Creutzfeldt-Jakob disease (CJD) is a debilitating disorder that causes rapid degeneration of the brain as well as progressing dementia. It is a fatal disorder, often leading to death within just several years of the onset. CJD is the most common form of a human disorder caused by "prions," pathogenic agents that induce abnormal folding of specific cellular proteins in the brain called "prion proteins." The major type of CJD, accounting for 85% of the cases, is called sporadic CJD (sCJD). Because sCJD mainly occurs in late-middle old age, an increase in the aging population worldwide can potentially cause a rise in CJD cases, which is a pressing global concern. Thus, to help policymakers plan ahead and establish a robust strategy, it is essential to estimate the trends of CJD-associated deaths and incidence.
To this end, a team of researchers at Okayama University, including Dr Yoshito Nishimura, Dr Toshihiro Koyama, and Dr Hideharu Hagiya, conducted a trend analysis of the incidence and mortality of CJD in Japan, between 2005 and 2014. Their findings are published in Scientific Reports, a Nature Research journal.

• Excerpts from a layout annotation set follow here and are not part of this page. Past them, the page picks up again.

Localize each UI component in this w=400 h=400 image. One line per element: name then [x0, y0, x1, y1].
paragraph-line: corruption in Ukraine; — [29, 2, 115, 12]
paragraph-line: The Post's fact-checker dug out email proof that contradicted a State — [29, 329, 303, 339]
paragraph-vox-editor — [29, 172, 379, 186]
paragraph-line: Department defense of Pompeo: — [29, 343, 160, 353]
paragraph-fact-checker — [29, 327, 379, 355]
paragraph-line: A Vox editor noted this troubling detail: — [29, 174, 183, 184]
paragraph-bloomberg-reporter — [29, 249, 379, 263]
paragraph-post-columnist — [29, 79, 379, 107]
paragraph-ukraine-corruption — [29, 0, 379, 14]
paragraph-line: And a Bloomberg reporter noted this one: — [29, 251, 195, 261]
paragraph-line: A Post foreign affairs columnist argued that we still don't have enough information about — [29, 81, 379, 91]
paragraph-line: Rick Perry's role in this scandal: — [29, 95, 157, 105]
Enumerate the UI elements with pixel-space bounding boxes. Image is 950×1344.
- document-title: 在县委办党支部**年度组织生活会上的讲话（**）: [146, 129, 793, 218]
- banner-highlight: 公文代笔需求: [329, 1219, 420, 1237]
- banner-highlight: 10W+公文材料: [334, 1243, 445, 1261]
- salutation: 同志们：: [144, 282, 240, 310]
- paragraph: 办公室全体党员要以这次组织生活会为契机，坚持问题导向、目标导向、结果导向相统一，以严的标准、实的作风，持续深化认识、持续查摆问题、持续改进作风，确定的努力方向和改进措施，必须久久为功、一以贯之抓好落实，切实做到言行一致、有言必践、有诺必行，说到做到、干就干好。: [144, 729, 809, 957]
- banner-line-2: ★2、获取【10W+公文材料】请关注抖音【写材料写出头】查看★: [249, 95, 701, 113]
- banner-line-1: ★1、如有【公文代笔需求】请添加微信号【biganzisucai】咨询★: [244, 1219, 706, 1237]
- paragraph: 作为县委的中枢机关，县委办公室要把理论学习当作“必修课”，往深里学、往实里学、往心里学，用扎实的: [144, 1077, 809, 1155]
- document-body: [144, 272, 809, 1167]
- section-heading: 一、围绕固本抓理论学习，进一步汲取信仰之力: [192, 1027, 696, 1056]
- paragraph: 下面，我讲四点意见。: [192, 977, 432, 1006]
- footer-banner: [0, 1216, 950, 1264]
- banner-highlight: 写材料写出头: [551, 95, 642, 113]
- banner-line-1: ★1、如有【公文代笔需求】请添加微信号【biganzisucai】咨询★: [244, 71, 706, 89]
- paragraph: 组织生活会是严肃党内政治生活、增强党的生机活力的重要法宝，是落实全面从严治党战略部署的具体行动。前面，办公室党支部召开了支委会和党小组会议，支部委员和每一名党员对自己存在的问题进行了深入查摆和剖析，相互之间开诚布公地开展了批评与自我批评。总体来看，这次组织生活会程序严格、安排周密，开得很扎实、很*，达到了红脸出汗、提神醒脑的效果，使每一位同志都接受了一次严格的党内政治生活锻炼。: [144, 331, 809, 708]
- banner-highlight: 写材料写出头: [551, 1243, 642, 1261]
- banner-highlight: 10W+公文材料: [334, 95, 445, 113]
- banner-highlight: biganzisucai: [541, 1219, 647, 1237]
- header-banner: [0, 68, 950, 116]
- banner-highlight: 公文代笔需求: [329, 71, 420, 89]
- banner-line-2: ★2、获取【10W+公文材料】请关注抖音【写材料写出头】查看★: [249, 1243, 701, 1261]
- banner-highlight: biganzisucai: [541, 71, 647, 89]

Dr Nishimura, the first author of this study, says, "Despite CJD being a rare disease, the phenomenon of population aging may trigger a rise in the incidence and, thus, the socioeconomic and healthcare burden of CJD. Our aim was to analyze these trends, in an effort to spread awareness and spur new treatment strategies."

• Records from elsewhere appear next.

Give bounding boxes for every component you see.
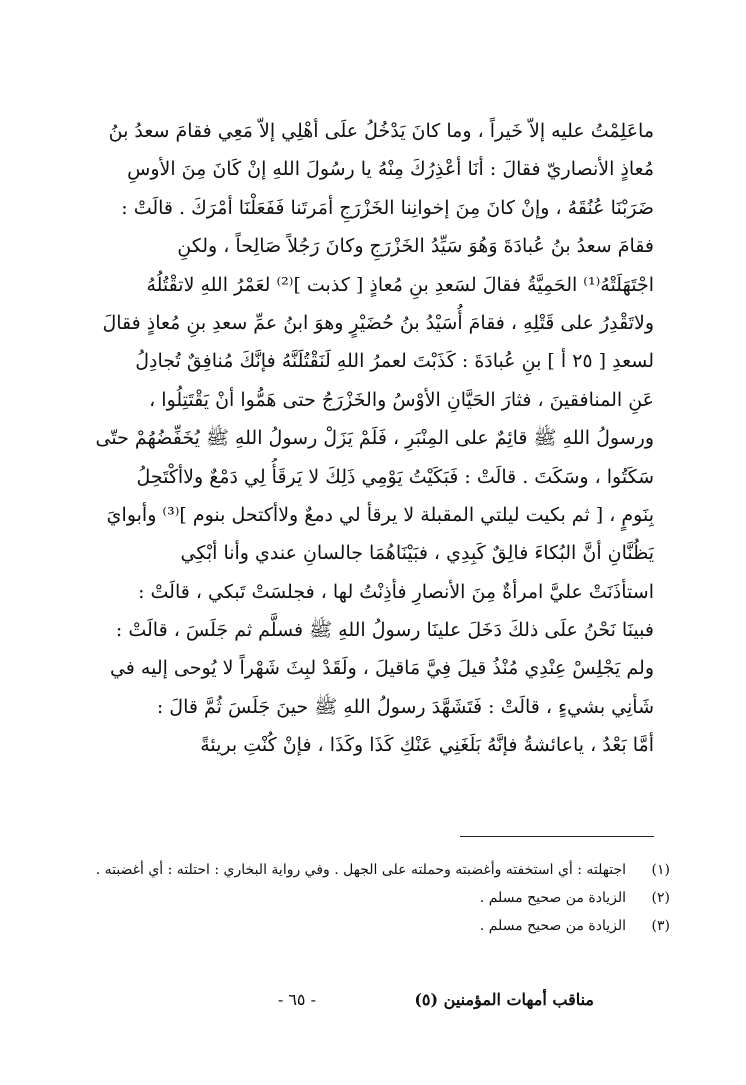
footnote	[90, 858, 670, 882]
footnote-text: الزيادة من صحيح مسلم .	[479, 918, 626, 934]
text-line: بِنَومٍ ، [ ثم بكيت ليلتي المقبلة لا يرقأ لي دمعٌ ولاأكتحل بنوم ]⁽³⁾ وأبوايَ	[106, 503, 654, 526]
text-line: استأذَنَتْ عليَّ امرأةٌ مِنَ الأنصارِ فأذِنْتُ لها ، فجلسَتْ تَبكي ، قالَتْ :	[138, 580, 654, 603]
text-line: شَأنِي بشيءٍ ، قالَتْ : فَتَشَهَّدَ رسولُ اللهِ ﷺ حينَ جَلَسَ ثُمَّ قالَ :	[156, 695, 654, 718]
footnote	[90, 886, 670, 910]
text-line: ضَرَبْنَا عُنُقَهُ ، وإنْ كانَ مِنَ إخوانِنا الخَزْرَجِ أمَرتَنا فَفَعَلْنَا أمْرَكَ . قالَتْ :	[121, 196, 654, 219]
text-line: فبينَا نَحْنُ علَى ذلكَ دَخَلَ علينَا رسولُ اللهِ ﷺ فسلَّم ثم جَلَسَ ، قالَتْ :	[115, 619, 654, 642]
text-line: فقامَ سعدُ بنُ عُبادَةَ وَهُوَ سَيِّدُ الخَزْرَجِ وكانَ رَجُلاً صَالِحاً ، ولكنِ	[177, 235, 654, 258]
text-line: سَكَتُوا ، وسَكَتَ . قالَتْ : فَبَكَيْتُ يَوْمِي ذَلِكَ لا يَرقَأُ لِي دَمْعٌ ولاأكْتَحِلُ	[136, 465, 654, 488]
page-number: - ٦٥ -	[277, 990, 316, 1009]
text-line: مُعاذٍ الأنصاريّ فقالَ : أنَا أعْذِرُكَ مِنْهُ يا رسُولَ اللهِ إنْ كَانَ مِنَ الأوسِ	[127, 158, 654, 181]
text-line: ولم يَجْلِسْ عِنْدِي مُنْذُ قيلَ فِيَّ مَاقيلَ ، ولَقَدْ لبِثَ شَهْراً لا يُوحى إليه في	[109, 657, 654, 680]
text-line: لسعدِ [ ٢٥ أ ] بنِ عُبادَةَ : كَذَبْتَ لعمرُ اللهِ لَنَقْتُلَنَّهُ فإنَّكَ مُنافِقٌ تُجادِلُ	[135, 350, 654, 373]
footnote-divider	[460, 836, 654, 837]
text-line: عَنِ المنافقينَ ، فثارَ الحَيَّانِ الأوْسُ والخَزْرَجُ حتى هَمُّوا أنْ يَقْتَتِلُوا ،	[149, 388, 654, 411]
text-line: اجْتَهَلَتْهُ⁽¹⁾ الحَمِيَّةُ فقالَ لسَعدِ بنِ مُعاذٍ [ كذبت ]⁽²⁾ لعَمْرُ اللهِ لاتقْتُلُهُ	[146, 273, 654, 296]
footnote-number: (٣)	[651, 918, 670, 934]
main-text	[94, 112, 654, 765]
text-line: يَظُنَّانِ أنَّ البُكاءَ فالِقٌ كَبِدِي ، فبَيْنَاهُمَا جالسانِ عندي وأنا أبْكِي	[180, 542, 654, 565]
text-line: ولاتَقْدِرُ على قَتْلِهِ ، فقامَ أُسَيْدُ بنُ حُضَيْرٍ وهوَ ابنُ عمِّ سعدِ بنِ مُعاذٍ فقالَ	[102, 311, 654, 334]
footnote-text: الزيادة من صحيح مسلم .	[479, 890, 626, 906]
footnote-number: (٢)	[651, 890, 670, 906]
footnote	[90, 914, 670, 938]
text-line: ورسولُ اللهِ ﷺ قائِمٌ على المِنْبَرِ ، فَلَمْ يَزَلْ رسولُ اللهِ ﷺ يُخَفِّضُهُمْ حتّى	[95, 427, 654, 450]
text-line: ماعَلِمْتُ عليه إلاّ خَيراً ، وما كانَ يَدْخُلُ علَى أهْلِي إلاّ مَعِي فقامَ سعدُ بنُ	[108, 120, 654, 142]
footnote-text: اجتهلته : أي استخفته وأغضبته وحملته على الجهل . وفي رواية البخاري : احتلته : أي أغضبته .	[95, 862, 626, 878]
footnote-number: (١)	[651, 862, 670, 878]
book-title: مناقب أمهات المؤمنين (٥)	[414, 990, 594, 1009]
footnotes	[90, 858, 670, 942]
page-footer	[94, 990, 654, 1020]
text-line: أمَّا بَعْدُ ، ياعائشةُ فإنَّهُ بَلَغَنِي عَنْكِ كَذَا وكَذَا ، فإنْ كُنْتِ بريئةً	[200, 734, 654, 757]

For their analysis, the scientists used national vital statistics data on CJD-associated deaths among individuals aged over 50 years as well as the government-funded nationwide CJD surveillance data (from 2005 to 2014) in Japan. Their analysis revealed that, from 2005 to 2014, there was a significant increase in the absolute number of deaths, mortality rates, and incidence rates associated with CJD, even after adjusting for age. In particular, the average increase in incidence was estimated to be 6.4% per year. This trend in CJD-associated mortality and incidence rates was especially prominent in the older-age group, particularly in those over the age of 70 years. Although a previous report by the Creutzfeldt-Jakob Disease International Surveillance Network had stated that annual death rates of sCJD had risen in most participating countries in the past two decades, this study shows that Japan might have had higher CJD-associated deaths and incidence than other countries, which the scientists attributed to a rise in the aging population. Dr Nishimura says, "The severe socioeconomic burden on caregivers due to CJD-induced dementia warrant the attention of policymakers and stress the need for a mitigative action plan with particular focus on the increase in the prevalence of dementia. In this regard, we hope that our findings can help to guide policymakers in the right direction."

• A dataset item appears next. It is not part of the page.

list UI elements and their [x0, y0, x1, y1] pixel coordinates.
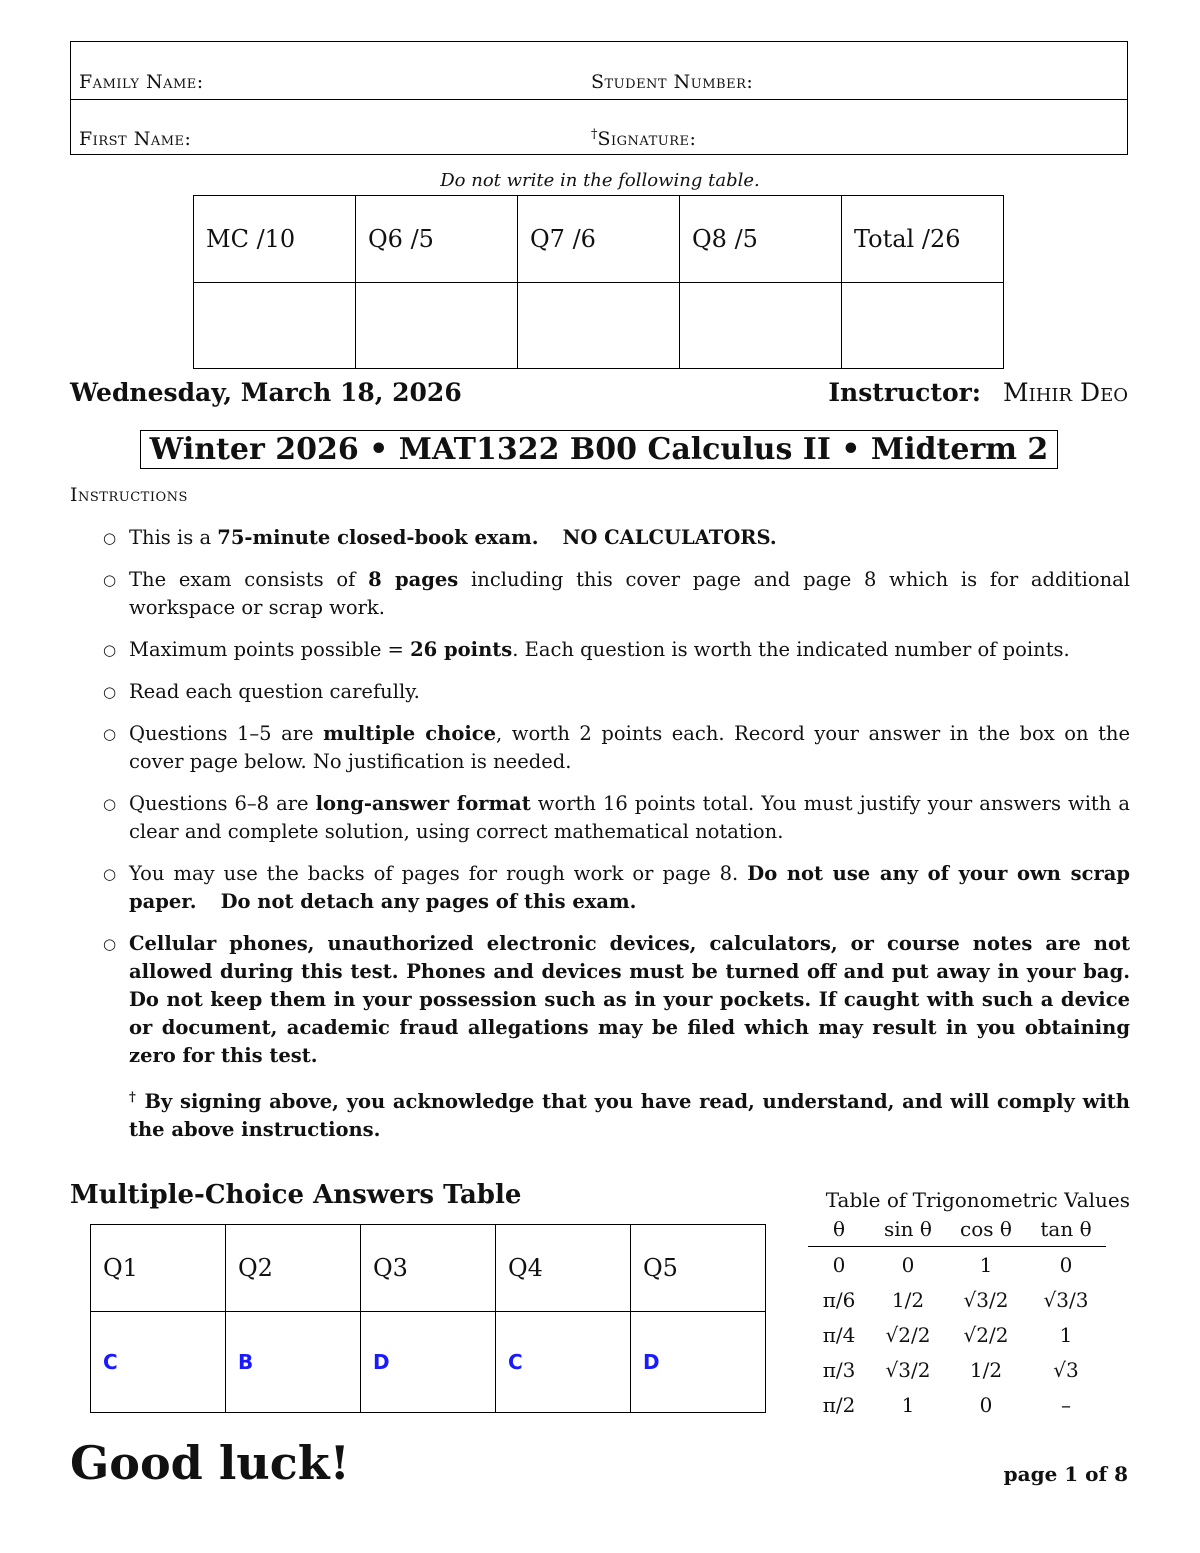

In 2015, more than 4.7 million people in Japan were living with dementia, and this number is projected to rapidly increase to 7 million by 2025. Contrary to other forms of dementia, which progress relatively slowly, patients with CJD suffer from rapidly progressing dementia. Thus, there is an urgent need to find effective strategies to improve their quality of lives and reduce the burden on caregivers. The findings of this study take a step in this direction, by shedding light on the need for effective policy measures. Dr Nishimura concludes, "CJD, albeit rare, will be more prevalent in the next 5-10 years. Policymakers and health authorities can make use of our findings to establish effective health policies."